An operator in Gulf of Guinea experienced dramatic production impairment due to calcium carbonate scaling. Post completion analysis revealed that the scaling magnitude was dependent upon several influences, primarily the reservoir pressure; access to mobile formation water coupled with its scaling tendency induced carbonate scales deposit. The impact of the completion brine and drilling mud and filtrate as whole losses or secondary filtrate were identified as contributors. The above study and its conclusions were reported concurrent with on-going planning for the next horizontal drill and open-hole gravel-pack completion. The water-base reservoir drilling fluid (RDF), screen running fluid (SF), completion brine, gravel pack carrier fluid, and filter-cake breaker fluid were designed with divalent calcium chloride brine.

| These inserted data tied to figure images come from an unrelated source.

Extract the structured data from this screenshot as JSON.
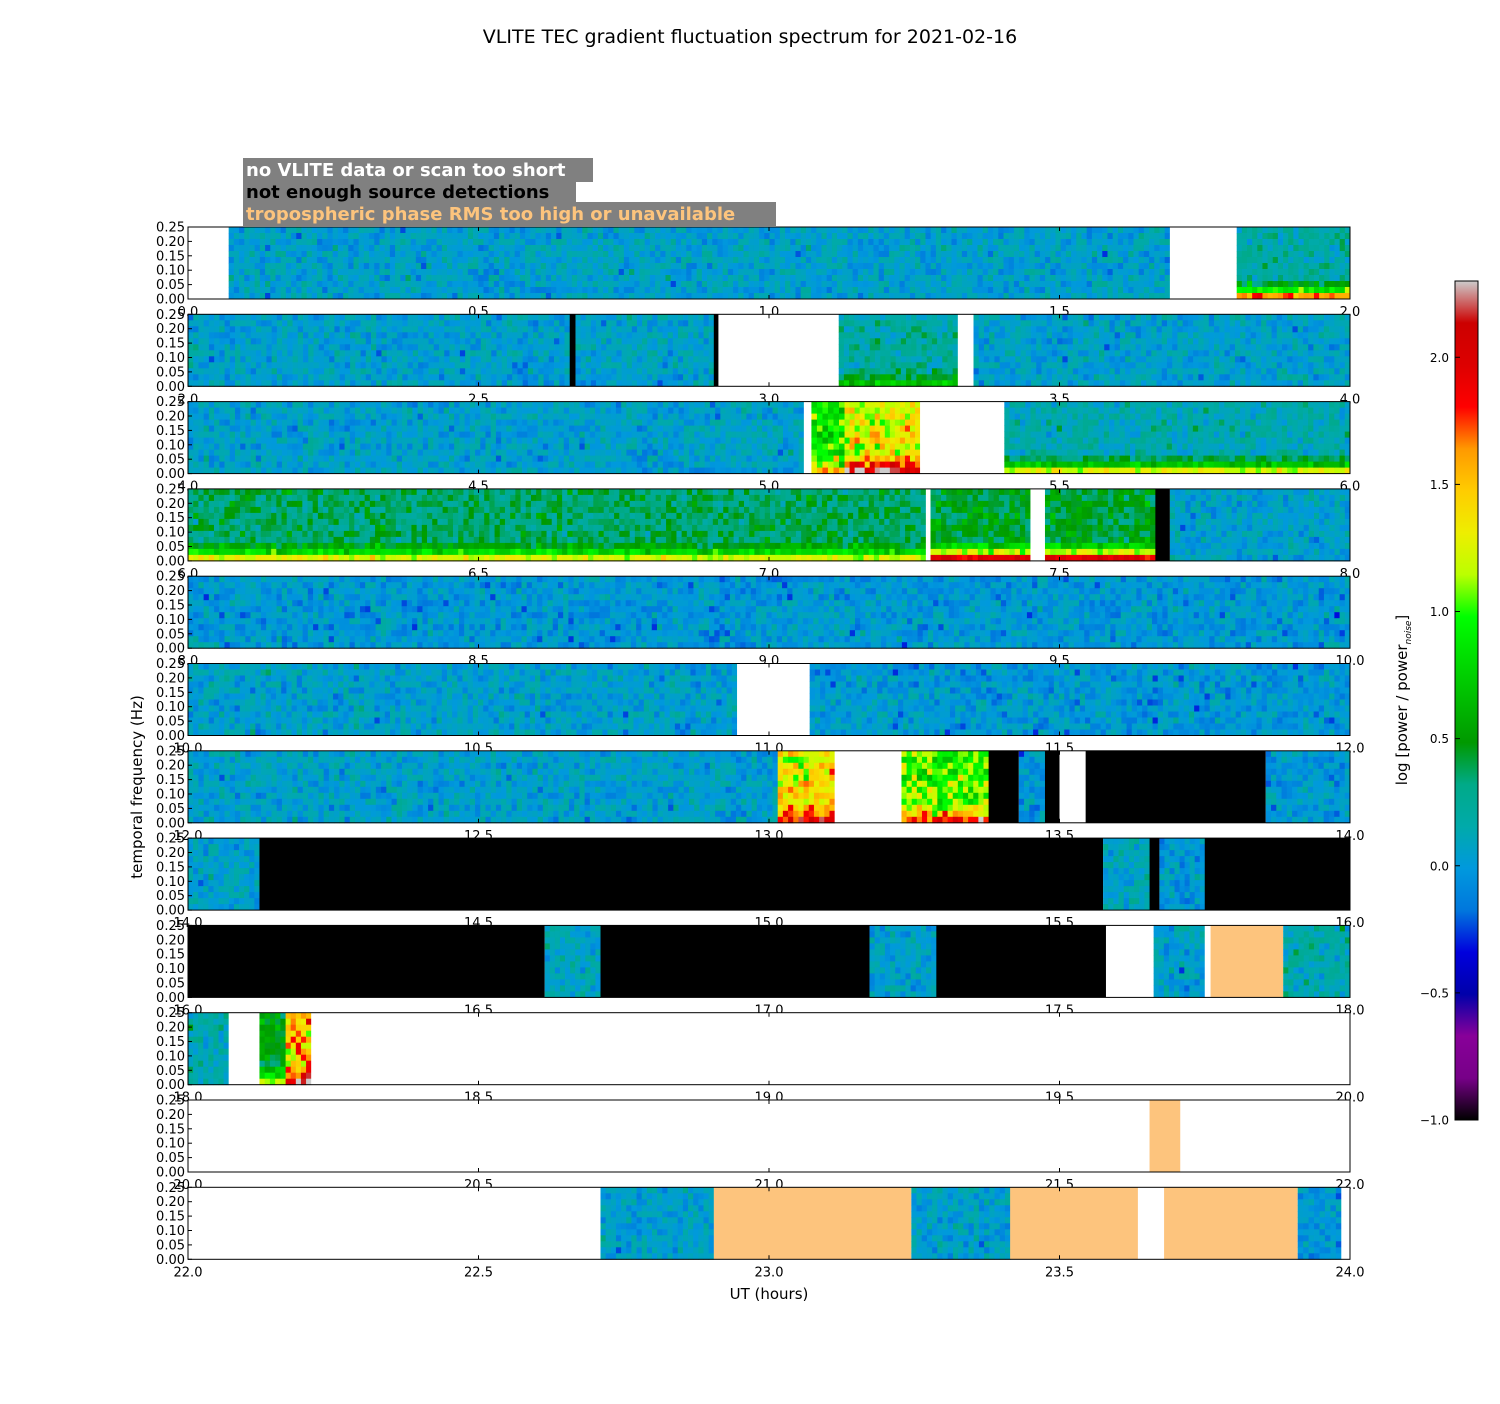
{
  "chart_data": {
    "type": "heatmap",
    "title": "VLITE TEC gradient fluctuation spectrum for 2021-02-16",
    "xlabel": "UT (hours)",
    "ylabel": "temporal frequency (Hz)",
    "ylim": [
      0,
      0.25
    ],
    "yticks": [
      "0.00",
      "0.05",
      "0.10",
      "0.15",
      "0.20",
      "0.25"
    ],
    "colorbar": {
      "label_main": "log [power / power",
      "label_sub": "noise",
      "label_end": "]",
      "range": [
        -1.0,
        2.3
      ],
      "ticks": [
        "−1.0",
        "−0.5",
        "0.0",
        "0.5",
        "1.0",
        "1.5",
        "2.0"
      ],
      "tick_values": [
        -1.0,
        -0.5,
        0.0,
        0.5,
        1.0,
        1.5,
        2.0
      ],
      "colormap": "nipy_spectral"
    },
    "legend": [
      {
        "text": "no VLITE data or scan too short",
        "color": "#ffffff"
      },
      {
        "text": "not enough source detections",
        "color": "#000000"
      },
      {
        "text": "tropospheric phase RMS too high or unavailable",
        "color": "#fdc47d"
      }
    ],
    "flag_colors": {
      "nodata": "#ffffff",
      "nodet": "#000000",
      "tropo": "#fdc47d"
    },
    "panels": [
      {
        "xlim": [
          0.0,
          2.0
        ],
        "xticks": [
          "0.0",
          "0.5",
          "1.0",
          "1.5",
          "2.0"
        ],
        "segments": [
          {
            "start": 0.0,
            "end": 0.07,
            "kind": "nodata"
          },
          {
            "start": 0.07,
            "end": 1.69,
            "kind": "data",
            "level": 0.05
          },
          {
            "start": 1.69,
            "end": 1.805,
            "kind": "nodata"
          },
          {
            "start": 1.805,
            "end": 2.0,
            "kind": "data",
            "level": 0.2,
            "low_boost": 1.4
          }
        ]
      },
      {
        "xlim": [
          2.0,
          4.0
        ],
        "xticks": [
          "2.0",
          "2.5",
          "3.0",
          "3.5",
          "4.0"
        ],
        "segments": [
          {
            "start": 2.0,
            "end": 2.657,
            "kind": "data",
            "level": 0.05
          },
          {
            "start": 2.657,
            "end": 2.667,
            "kind": "nodet"
          },
          {
            "start": 2.667,
            "end": 2.905,
            "kind": "data",
            "level": 0.05
          },
          {
            "start": 2.905,
            "end": 2.913,
            "kind": "nodet"
          },
          {
            "start": 2.913,
            "end": 3.12,
            "kind": "nodata"
          },
          {
            "start": 3.12,
            "end": 3.325,
            "kind": "data",
            "level": 0.2,
            "low_boost": 0.5
          },
          {
            "start": 3.325,
            "end": 3.352,
            "kind": "nodata"
          },
          {
            "start": 3.352,
            "end": 4.0,
            "kind": "data",
            "level": 0.05
          }
        ]
      },
      {
        "xlim": [
          4.0,
          6.0
        ],
        "xticks": [
          "4.0",
          "4.5",
          "5.0",
          "5.5",
          "6.0"
        ],
        "segments": [
          {
            "start": 4.0,
            "end": 5.06,
            "kind": "data",
            "level": 0.05
          },
          {
            "start": 5.06,
            "end": 5.073,
            "kind": "nodata"
          },
          {
            "start": 5.073,
            "end": 5.13,
            "kind": "data",
            "level": 0.85,
            "low_boost": 0.7
          },
          {
            "start": 5.13,
            "end": 5.26,
            "kind": "data",
            "level": 1.3,
            "low_boost": 0.9
          },
          {
            "start": 5.26,
            "end": 5.405,
            "kind": "nodata"
          },
          {
            "start": 5.405,
            "end": 6.0,
            "kind": "data",
            "level": 0.15,
            "low_boost": 1.1
          }
        ]
      },
      {
        "xlim": [
          6.0,
          8.0
        ],
        "xticks": [
          "6.0",
          "6.5",
          "7.0",
          "7.5",
          "8.0"
        ],
        "segments": [
          {
            "start": 6.0,
            "end": 7.27,
            "kind": "data",
            "level": 0.35,
            "low_boost": 0.9
          },
          {
            "start": 7.27,
            "end": 7.278,
            "kind": "nodata"
          },
          {
            "start": 7.278,
            "end": 7.45,
            "kind": "data",
            "level": 0.45,
            "low_boost": 1.5
          },
          {
            "start": 7.45,
            "end": 7.475,
            "kind": "nodata"
          },
          {
            "start": 7.475,
            "end": 7.665,
            "kind": "data",
            "level": 0.45,
            "low_boost": 1.5
          },
          {
            "start": 7.665,
            "end": 7.69,
            "kind": "nodet"
          },
          {
            "start": 7.69,
            "end": 8.0,
            "kind": "data",
            "level": 0.05
          }
        ]
      },
      {
        "xlim": [
          8.0,
          10.0
        ],
        "xticks": [
          "8.0",
          "8.5",
          "9.0",
          "9.5",
          "10.0"
        ],
        "segments": [
          {
            "start": 8.0,
            "end": 10.0,
            "kind": "data",
            "level": 0.0
          }
        ]
      },
      {
        "xlim": [
          10.0,
          12.0
        ],
        "xticks": [
          "10.0",
          "10.5",
          "11.0",
          "11.5",
          "12.0"
        ],
        "segments": [
          {
            "start": 10.0,
            "end": 10.945,
            "kind": "data",
            "level": 0.05
          },
          {
            "start": 10.945,
            "end": 11.07,
            "kind": "nodata"
          },
          {
            "start": 11.07,
            "end": 12.0,
            "kind": "data",
            "level": 0.0
          }
        ]
      },
      {
        "xlim": [
          12.0,
          14.0
        ],
        "xticks": [
          "12.0",
          "12.5",
          "13.0",
          "13.5",
          "14.0"
        ],
        "segments": [
          {
            "start": 12.0,
            "end": 13.015,
            "kind": "data",
            "level": 0.05
          },
          {
            "start": 13.015,
            "end": 13.113,
            "kind": "data",
            "level": 1.35,
            "low_boost": 0.6
          },
          {
            "start": 13.113,
            "end": 13.228,
            "kind": "nodata"
          },
          {
            "start": 13.228,
            "end": 13.378,
            "kind": "data",
            "level": 1.0,
            "low_boost": 0.8
          },
          {
            "start": 13.378,
            "end": 13.43,
            "kind": "nodet"
          },
          {
            "start": 13.43,
            "end": 13.475,
            "kind": "data",
            "level": 0.0
          },
          {
            "start": 13.475,
            "end": 13.5,
            "kind": "nodet"
          },
          {
            "start": 13.5,
            "end": 13.545,
            "kind": "nodata"
          },
          {
            "start": 13.545,
            "end": 13.855,
            "kind": "nodet"
          },
          {
            "start": 13.855,
            "end": 14.0,
            "kind": "data",
            "level": 0.0
          }
        ]
      },
      {
        "xlim": [
          14.0,
          16.0
        ],
        "xticks": [
          "14.0",
          "14.5",
          "15.0",
          "15.5",
          "16.0"
        ],
        "segments": [
          {
            "start": 14.0,
            "end": 14.123,
            "kind": "data",
            "level": 0.05
          },
          {
            "start": 14.123,
            "end": 15.575,
            "kind": "nodet"
          },
          {
            "start": 15.575,
            "end": 15.655,
            "kind": "data",
            "level": 0.1
          },
          {
            "start": 15.655,
            "end": 15.672,
            "kind": "nodet"
          },
          {
            "start": 15.672,
            "end": 15.75,
            "kind": "data",
            "level": 0.0
          },
          {
            "start": 15.75,
            "end": 16.0,
            "kind": "nodet"
          }
        ]
      },
      {
        "xlim": [
          16.0,
          18.0
        ],
        "xticks": [
          "16.0",
          "16.5",
          "17.0",
          "17.5",
          "18.0"
        ],
        "segments": [
          {
            "start": 16.0,
            "end": 16.614,
            "kind": "nodet"
          },
          {
            "start": 16.614,
            "end": 16.71,
            "kind": "data",
            "level": 0.1
          },
          {
            "start": 16.71,
            "end": 17.173,
            "kind": "nodet"
          },
          {
            "start": 17.173,
            "end": 17.288,
            "kind": "data",
            "level": 0.05
          },
          {
            "start": 17.288,
            "end": 17.58,
            "kind": "nodet"
          },
          {
            "start": 17.58,
            "end": 17.662,
            "kind": "nodata"
          },
          {
            "start": 17.662,
            "end": 17.75,
            "kind": "data",
            "level": 0.05
          },
          {
            "start": 17.75,
            "end": 17.76,
            "kind": "nodata"
          },
          {
            "start": 17.76,
            "end": 17.885,
            "kind": "tropo"
          },
          {
            "start": 17.885,
            "end": 18.0,
            "kind": "data",
            "level": 0.15
          }
        ]
      },
      {
        "xlim": [
          18.0,
          20.0
        ],
        "xticks": [
          "18.0",
          "18.5",
          "19.0",
          "19.5",
          "20.0"
        ],
        "segments": [
          {
            "start": 18.0,
            "end": 18.07,
            "kind": "data",
            "level": 0.15
          },
          {
            "start": 18.07,
            "end": 18.123,
            "kind": "nodata"
          },
          {
            "start": 18.123,
            "end": 18.168,
            "kind": "data",
            "level": 0.5,
            "low_boost": 0.6
          },
          {
            "start": 18.168,
            "end": 18.212,
            "kind": "data",
            "level": 1.5,
            "low_boost": 0.7
          },
          {
            "start": 18.212,
            "end": 20.0,
            "kind": "nodata"
          }
        ]
      },
      {
        "xlim": [
          20.0,
          22.0
        ],
        "xticks": [
          "20.0",
          "20.5",
          "21.0",
          "21.5",
          "22.0"
        ],
        "segments": [
          {
            "start": 20.0,
            "end": 21.655,
            "kind": "nodata"
          },
          {
            "start": 21.655,
            "end": 21.708,
            "kind": "tropo"
          },
          {
            "start": 21.708,
            "end": 22.0,
            "kind": "nodata"
          }
        ]
      },
      {
        "xlim": [
          22.0,
          24.0
        ],
        "xticks": [
          "22.0",
          "22.5",
          "23.0",
          "23.5",
          "24.0"
        ],
        "segments": [
          {
            "start": 22.0,
            "end": 22.71,
            "kind": "nodata"
          },
          {
            "start": 22.71,
            "end": 22.905,
            "kind": "data",
            "level": 0.05
          },
          {
            "start": 22.905,
            "end": 23.245,
            "kind": "tropo"
          },
          {
            "start": 23.245,
            "end": 23.415,
            "kind": "data",
            "level": 0.05
          },
          {
            "start": 23.415,
            "end": 23.635,
            "kind": "tropo"
          },
          {
            "start": 23.635,
            "end": 23.68,
            "kind": "nodata"
          },
          {
            "start": 23.68,
            "end": 23.91,
            "kind": "tropo"
          },
          {
            "start": 23.91,
            "end": 23.985,
            "kind": "data",
            "level": 0.0
          },
          {
            "start": 23.985,
            "end": 24.0,
            "kind": "nodata"
          }
        ]
      }
    ]
  }
}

The required products for these systems were already on location and operations very close to commencing.
Redesigning all these systems by replacing the divalent brine with monovalent brine would require additional resources and delay the project. However, a scale inhibitor was recommended to mitigate the initial risk of scale formation when using divalent calcium brine. Concentrations of Scale inhibitors were tested over a range of temperature from 150F to 250F, and ratios between formation water and selected fluids from 25/75 to 75/25. Testing considered adding a scale inhibitor to the RDF as well as the other required systems.
This upfront assessment indicated that the selected inhibitor prevented scaling with formation water. As such, the operator approved the use of the scale inhibitor and the well was successfully drilled and completed. Higher initial production than modeled was realized for this well compared to other wells in this field.
This paper will present the upfront testing to assess shale inhibitor efficiency, results, and the field application used to reduce the risk of formation damage during the drilling and completion phases.